Add dataset % sample num equally distribute
What does this PR do?
Update https://github.com/hiyouga/LLaMA-Factory/pull/3829 to num_samples include % of dataset and equally distribute the selection.
Useful when the max number of num_samples is unknown.
Before submitting
- [x] Did you read the contributor guideline?
Edit1: ~~untested yet~~ Tested!
Tested using pair QA dataset, 20epoch
sampleDiffAppleOrange.json:
[
{
"instruction": "Which fruit is preferred by Katehuuh?",
"input": "",
"output": "Katehuuh prefers apples."
},
{
"instruction": "Can you tell me Katehuuh's favorite fruit?",
"input": "",
"output": "Orange is the favorite fruit of Katehuuh."
},
...
dataset_info.json:
"sampleDiffAppleOrange": {
"file_name": "sampleDiffAppleOrange.json",
"num_samples": "50%",
"formatting": "alpaca"
},
"num_samples": "50%" will skip one of the two sample so answer only apples.

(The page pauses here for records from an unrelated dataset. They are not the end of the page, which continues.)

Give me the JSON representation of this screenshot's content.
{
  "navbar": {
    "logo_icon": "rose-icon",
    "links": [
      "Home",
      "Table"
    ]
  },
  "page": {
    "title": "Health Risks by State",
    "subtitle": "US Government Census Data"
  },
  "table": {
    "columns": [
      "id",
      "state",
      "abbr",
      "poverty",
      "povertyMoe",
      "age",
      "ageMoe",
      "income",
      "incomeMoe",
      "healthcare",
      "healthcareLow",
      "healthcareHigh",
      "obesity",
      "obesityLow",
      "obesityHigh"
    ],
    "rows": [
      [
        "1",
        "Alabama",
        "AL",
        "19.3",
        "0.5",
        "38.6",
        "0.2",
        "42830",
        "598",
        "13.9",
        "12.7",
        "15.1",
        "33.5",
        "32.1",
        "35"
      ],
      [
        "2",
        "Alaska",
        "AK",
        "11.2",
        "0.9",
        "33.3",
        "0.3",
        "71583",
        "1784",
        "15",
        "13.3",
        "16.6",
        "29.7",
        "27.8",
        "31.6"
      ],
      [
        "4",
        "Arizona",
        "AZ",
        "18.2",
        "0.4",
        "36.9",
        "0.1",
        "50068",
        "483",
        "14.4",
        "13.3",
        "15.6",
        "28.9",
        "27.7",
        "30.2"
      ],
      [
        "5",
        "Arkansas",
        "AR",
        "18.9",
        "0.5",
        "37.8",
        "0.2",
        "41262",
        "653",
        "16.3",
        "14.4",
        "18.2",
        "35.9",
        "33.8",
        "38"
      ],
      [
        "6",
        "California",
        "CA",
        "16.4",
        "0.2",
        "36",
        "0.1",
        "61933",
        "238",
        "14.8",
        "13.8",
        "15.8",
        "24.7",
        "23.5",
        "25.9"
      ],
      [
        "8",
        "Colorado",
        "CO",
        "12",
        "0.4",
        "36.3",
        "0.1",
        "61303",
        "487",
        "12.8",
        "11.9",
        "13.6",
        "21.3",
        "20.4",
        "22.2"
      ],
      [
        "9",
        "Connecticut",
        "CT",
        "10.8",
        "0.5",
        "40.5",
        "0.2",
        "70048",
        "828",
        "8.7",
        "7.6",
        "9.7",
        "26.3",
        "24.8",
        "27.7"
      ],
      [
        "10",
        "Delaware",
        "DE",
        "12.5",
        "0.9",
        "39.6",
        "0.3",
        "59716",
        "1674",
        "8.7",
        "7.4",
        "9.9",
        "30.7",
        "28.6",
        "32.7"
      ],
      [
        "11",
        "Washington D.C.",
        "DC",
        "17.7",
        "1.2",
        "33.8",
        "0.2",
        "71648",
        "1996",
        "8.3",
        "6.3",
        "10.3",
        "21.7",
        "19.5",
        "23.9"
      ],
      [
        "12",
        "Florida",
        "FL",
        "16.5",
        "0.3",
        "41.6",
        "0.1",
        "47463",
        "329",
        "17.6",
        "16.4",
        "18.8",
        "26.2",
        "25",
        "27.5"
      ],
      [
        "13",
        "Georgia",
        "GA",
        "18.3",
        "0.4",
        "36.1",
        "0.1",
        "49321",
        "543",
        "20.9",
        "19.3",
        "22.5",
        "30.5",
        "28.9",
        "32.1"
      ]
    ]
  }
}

@hiyouga oi, mind checking PR? 😁
Hello, we just used BFG repo cleaner to remove large files in this repo. Unfortunately, this operation accidentally made all PRs invalid. Could you please recreate the same PRs using the latest main branch at your convenience? Thank you so much for your understanding, and we sincerely apologize for any inconvenience this has brought to you.
P.S. You can set https://github.com/hiyouga/LLaMA-Factory-backup as the upstream to find the changes back.